MIgrate Seafile 6.0.7 on Windows to Seafile 8.x.x on Docker

I plan doing migration in the following way:
Seafile 6.0.3 Windows => Seafile 6.0.3 Linux => Seafile 8.0.8 Linux => Seafile 8.0.8 Docker

These are the first questions I have:

  1. Is it worth to migrate from SQLite to MariaDB?
  2. Is the suggested migration way good? Is there something to improve?
  3. Where to download 6.0.7 for Linux? @shoeper, @daniel.pan, could you help with it?

Btw, here are the links with useful info:

https://web.archive.org/web/20190423150103/https://manual.seafile.com/deploy_windows/migrate_from_win_to_linux.html

https://web.archive.org/web/20190423150053/https://manual.seafile.com/deploy/using_sqlite.html

Hi,

regarding 2: Just one thing: Why not use the latest 9.0.2 directly? Apart from that, I don’t see anything that would speak against that way. Except the next step:

regarding 3: Yes, it is definitely a downside that no (public?) version archive is being kept for the seafile project. That’s why I started keeping the old versions (at least the ones that I used) in my personal archive at some point… What I could offer you (yes, I know, that’s no officially trusted download source) are the following versions:

  • Win 32Bit 6.0.7 CE
  • Linux 64Bit 6.3.4 CE
  • Linux 64Bit 7.0.3 CE
  • Linux 64Bit 7.0.4 CE
  • Linux 64Bit 7.0.5 CE
  • Linux 64Bit 7.1.3 CE
  • Linux 64Bit 7.1.4 CE
  • Linux 64Bit 7.1.5 CE
  • Linux 64Bit 8.0.1 CE
  • Linux 64Bit 8.0.2 CE
  • Linux 64Bit 8.0.3 CE
  • Linux 64Bit 8.0.4 CE
  • Linux 64Bit 8.0.5 CE
  • Linux 64Bit 8.0.6 CE
  • Linux 64Bit 8.0.7 CE
    So if you would like to use that offer, PM me and I can provide you some of those versions (changing your migration way to 6.0.3 Win => 6.3.4 Linux => etc.)

Regarding 1: I have no personal comparison regarding SQLite (used MySQL on Win from the beginning and MariaDB on Linux since the migration), so I cannot give you any advice there.

Just one general hint: You need to know the downsides and limitations of the provided docker image. If you are fine with the included https proxy and being limited to have seafile served on the according webroot (/) location, than this is ok.
From my personal opinion, it would have been better to separate server and https proxy image (as this would also have allowed using a general proxy that also targets other services, or serving seafile from non-root location (e.g. /seafile/), etc.

Thank you for your help!

I thought there is only 8.x available on Docker, but now I see there is 9.x version, so it’s a good idea to upgrader to 9.x.

The reason why I want first to migrate to 6.0.7 and then upgrade is trivial: it’s better to split the large task to a smaller ones which you can verify independently.

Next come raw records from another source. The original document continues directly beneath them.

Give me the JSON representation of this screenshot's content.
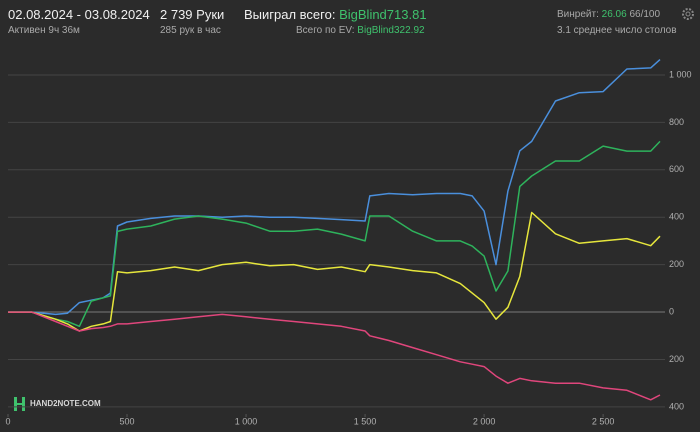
{
  "header": {
    "date_range": "02.08.2024 - 03.08.2024",
    "active": "Активен 9ч 36м",
    "hands": "2 739 Руки",
    "hands_per_hour": "285 рук в час",
    "won_label": "Выиграл всего:",
    "won_value": "BigBlind713.81",
    "ev_label": "Всего по EV:",
    "ev_value": "BigBlind322.92",
    "winrate_label": "Винрейт:",
    "winrate_value": "26.06",
    "winrate_scale": "66/100",
    "tables": "3.1 среднее число столов"
  },
  "logo": "HAND2NOTE.COM",
  "chart_data": {
    "type": "line",
    "x": [
      0,
      100,
      200,
      250,
      300,
      350,
      400,
      430,
      460,
      500,
      600,
      700,
      800,
      900,
      1000,
      1100,
      1200,
      1300,
      1400,
      1500,
      1520,
      1600,
      1700,
      1800,
      1900,
      1950,
      2000,
      2050,
      2100,
      2150,
      2200,
      2300,
      2400,
      2500,
      2600,
      2700,
      2739
    ],
    "series": [
      {
        "color": "#4a8fdc",
        "values": [
          0,
          0,
          -10,
          -5,
          40,
          50,
          60,
          80,
          363,
          380,
          395,
          405,
          405,
          400,
          405,
          400,
          400,
          395,
          390,
          384,
          490,
          500,
          495,
          500,
          500,
          490,
          426,
          200,
          510,
          680,
          720,
          890,
          925,
          930,
          1025,
          1030,
          1065
        ]
      },
      {
        "color": "#2eb35c",
        "values": [
          0,
          0,
          -30,
          -40,
          -60,
          46,
          60,
          68,
          340,
          350,
          363,
          392,
          405,
          392,
          375,
          341,
          341,
          350,
          329,
          300,
          405,
          405,
          341,
          300,
          300,
          278,
          236,
          89,
          173,
          530,
          574,
          637,
          637,
          700,
          679,
          679,
          720
        ]
      },
      {
        "color": "#e6e63c",
        "values": [
          0,
          0,
          -30,
          -50,
          -80,
          -60,
          -50,
          -40,
          170,
          165,
          175,
          190,
          175,
          200,
          210,
          195,
          200,
          180,
          190,
          170,
          200,
          190,
          175,
          165,
          120,
          80,
          40,
          -30,
          20,
          150,
          420,
          330,
          290,
          300,
          310,
          280,
          320
        ]
      },
      {
        "color": "#e0467c",
        "values": [
          0,
          0,
          -40,
          -60,
          -80,
          -70,
          -65,
          -60,
          -50,
          -50,
          -40,
          -30,
          -20,
          -10,
          -20,
          -30,
          -40,
          -50,
          -60,
          -80,
          -100,
          -120,
          -150,
          -180,
          -210,
          -220,
          -230,
          -270,
          -300,
          -280,
          -290,
          -300,
          -300,
          -320,
          -330,
          -370,
          -350
        ]
      }
    ],
    "xlim": [
      0,
      2760
    ],
    "xticks": [
      0,
      500,
      {
        "value": 1000,
        "label": "1 000"
      },
      {
        "value": 1500,
        "label": "1 500"
      },
      {
        "value": 2000,
        "label": "2 000"
      },
      {
        "value": 2500,
        "label": "2 500"
      }
    ],
    "ylim": [
      -430,
      1080
    ],
    "yticks": [
      {
        "value": -400,
        "label": "400"
      },
      {
        "value": -200,
        "label": "200"
      },
      0,
      200,
      400,
      600,
      800,
      {
        "value": 1000,
        "label": "1 000"
      }
    ],
    "grid": true
  }
}
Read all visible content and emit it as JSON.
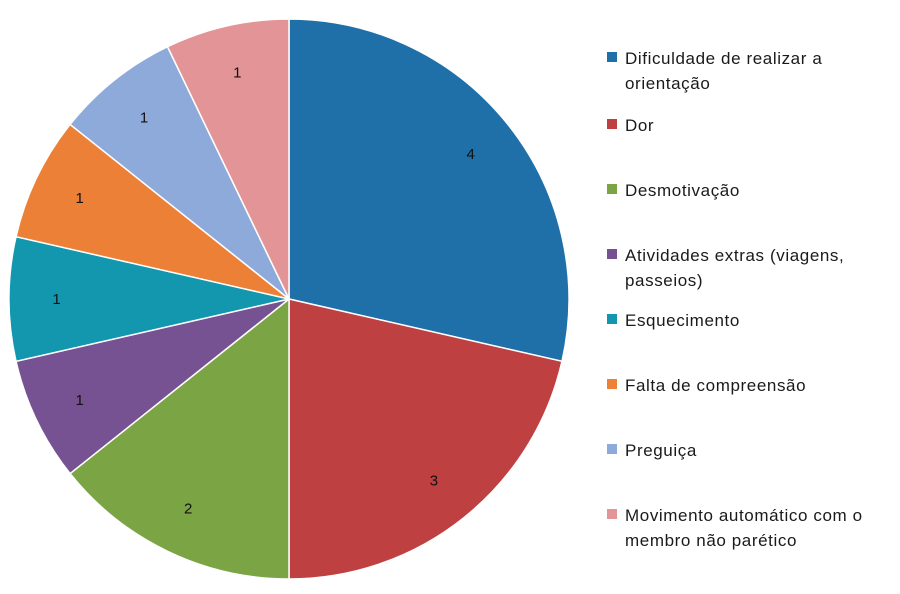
{
  "chart_data": {
    "type": "pie",
    "title": "",
    "slices": [
      {
        "label": "Dificuldade de realizar a orientação",
        "value": 4,
        "color": "#1F6FA8"
      },
      {
        "label": "Dor",
        "value": 3,
        "color": "#BF4040"
      },
      {
        "label": "Desmotivação",
        "value": 2,
        "color": "#7BA444"
      },
      {
        "label": "Atividades extras (viagens, passeios)",
        "value": 1,
        "color": "#775293"
      },
      {
        "label": "Esquecimento",
        "value": 1,
        "color": "#1297AE"
      },
      {
        "label": "Falta de compreensão",
        "value": 1,
        "color": "#EB8036"
      },
      {
        "label": "Preguiça",
        "value": 1,
        "color": "#8EAADB"
      },
      {
        "label": "Movimento automático com o membro não parético",
        "value": 1,
        "color": "#E39496"
      }
    ],
    "legend_position": "right"
  }
}
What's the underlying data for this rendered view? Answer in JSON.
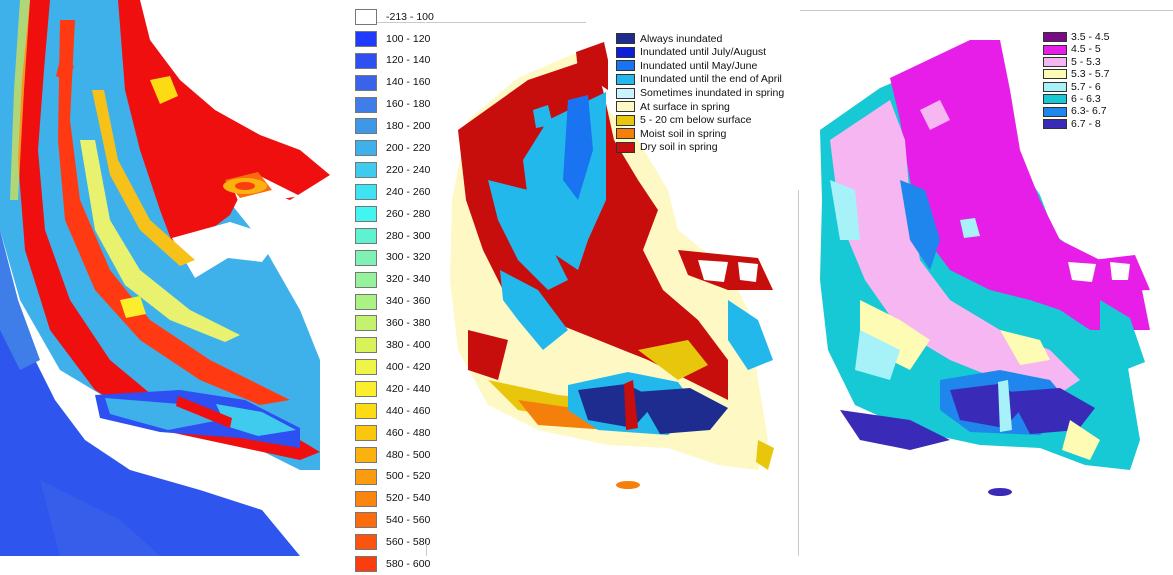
{
  "panels": [
    {
      "id": "elevation",
      "legend": [
        {
          "label": "-213 - 100",
          "color": "#ffffff"
        },
        {
          "label": "100 - 120",
          "color": "#1f3bff"
        },
        {
          "label": "120 - 140",
          "color": "#2e4ff2"
        },
        {
          "label": "140 - 160",
          "color": "#3a63ea"
        },
        {
          "label": "160 - 180",
          "color": "#3f7de8"
        },
        {
          "label": "180 - 200",
          "color": "#3f97e8"
        },
        {
          "label": "200 - 220",
          "color": "#3fb1ea"
        },
        {
          "label": "220 - 240",
          "color": "#3fcbee"
        },
        {
          "label": "240 - 260",
          "color": "#3fe4f2"
        },
        {
          "label": "260 - 280",
          "color": "#43f5f0"
        },
        {
          "label": "280 - 300",
          "color": "#5ff2d0"
        },
        {
          "label": "300 - 320",
          "color": "#7ef2b3"
        },
        {
          "label": "320 - 340",
          "color": "#96f29b"
        },
        {
          "label": "340 - 360",
          "color": "#abf285"
        },
        {
          "label": "360 - 380",
          "color": "#c2f26e"
        },
        {
          "label": "380 - 400",
          "color": "#d8f25a"
        },
        {
          "label": "400 - 420",
          "color": "#eef546"
        },
        {
          "label": "420 - 440",
          "color": "#fbee2c"
        },
        {
          "label": "440 - 460",
          "color": "#fbdc14"
        },
        {
          "label": "460 - 480",
          "color": "#fbc70e"
        },
        {
          "label": "480 - 500",
          "color": "#fbb20e"
        },
        {
          "label": "500 - 520",
          "color": "#fb9c0e"
        },
        {
          "label": "520 - 540",
          "color": "#fb850e"
        },
        {
          "label": "540 - 560",
          "color": "#fb6c0e"
        },
        {
          "label": "560 - 580",
          "color": "#fb540e"
        },
        {
          "label": "580 - 600",
          "color": "#fb3c0e"
        }
      ]
    },
    {
      "id": "hydrology",
      "legend": [
        {
          "label": "Always inundated",
          "color": "#1d2c8e"
        },
        {
          "label": "Inundated until July/August",
          "color": "#0d1ed9"
        },
        {
          "label": "Inundated until May/June",
          "color": "#1a73f0"
        },
        {
          "label": "Inundated until the end of April",
          "color": "#22b8ec"
        },
        {
          "label": "Sometimes inundated in spring",
          "color": "#c9f4fb"
        },
        {
          "label": "At surface in spring",
          "color": "#fdf8c4"
        },
        {
          "label": "5 - 20 cm below surface",
          "color": "#e8c60c"
        },
        {
          "label": "Moist soil in spring",
          "color": "#f57f0b"
        },
        {
          "label": "Dry soil in spring",
          "color": "#c80d0d"
        }
      ]
    },
    {
      "id": "ph",
      "legend": [
        {
          "label": "3.5 - 4.5",
          "color": "#7a0a86"
        },
        {
          "label": "4.5 - 5",
          "color": "#e61ee8"
        },
        {
          "label": "5 - 5.3",
          "color": "#f6b6f2"
        },
        {
          "label": "5.3 - 5.7",
          "color": "#fdfbb4"
        },
        {
          "label": "5.7 - 6",
          "color": "#a6f2f8"
        },
        {
          "label": "6 - 6.3",
          "color": "#16c9d4"
        },
        {
          "label": "6.3- 6.7",
          "color": "#1e86ec"
        },
        {
          "label": "6.7 - 8",
          "color": "#3a2ab8"
        }
      ]
    }
  ]
}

Btw, I completely agree about the separate container for proxy.

The reason why I want first to migrate to 6.0.7 and then upgrade is trivial: it’s better to split the large task to a smaller ones which you can verify independently.

Understandable. At some point during my migration planning, I got aware of the fact that I would possibly never get my hands on the old server versions in any way and that I had to go with the versions which I had available.

So that’s why I chose to include the minor update 6.0.7-to-6.3.4 with the Win-to-Lin migration in one step. The difference wasn’t really that much (chose a different package during Linux installation, plus the execution of a few sql scripts) - the biggest part of work were different things that needed to be done anyway. Plus: I was migrating from one system to another, so if something would have failed (anything that really could have was on the new Linux system) I still had my original Win system available in an operational state.

Where to download 6.0.7 for Linux?

So I just found that the old files are still there - at least those were released since the current download location on AWS in use.

The oldest version that can be found there is 6.0.9 (which could also serve here quite good as there are no DB upgrades required from 6.0.7):
https://s3.eu-central-1.amazonaws.com/download.seadrive.org/seafile-server_6.0.9_x86-64.tar.gz
And you can view which files are at that location by simply navigating to:
https://s3.eu-central-1.amazonaws.com/download.seadrive.org/

Wow! Thank you very much!

I will post there when I do migration.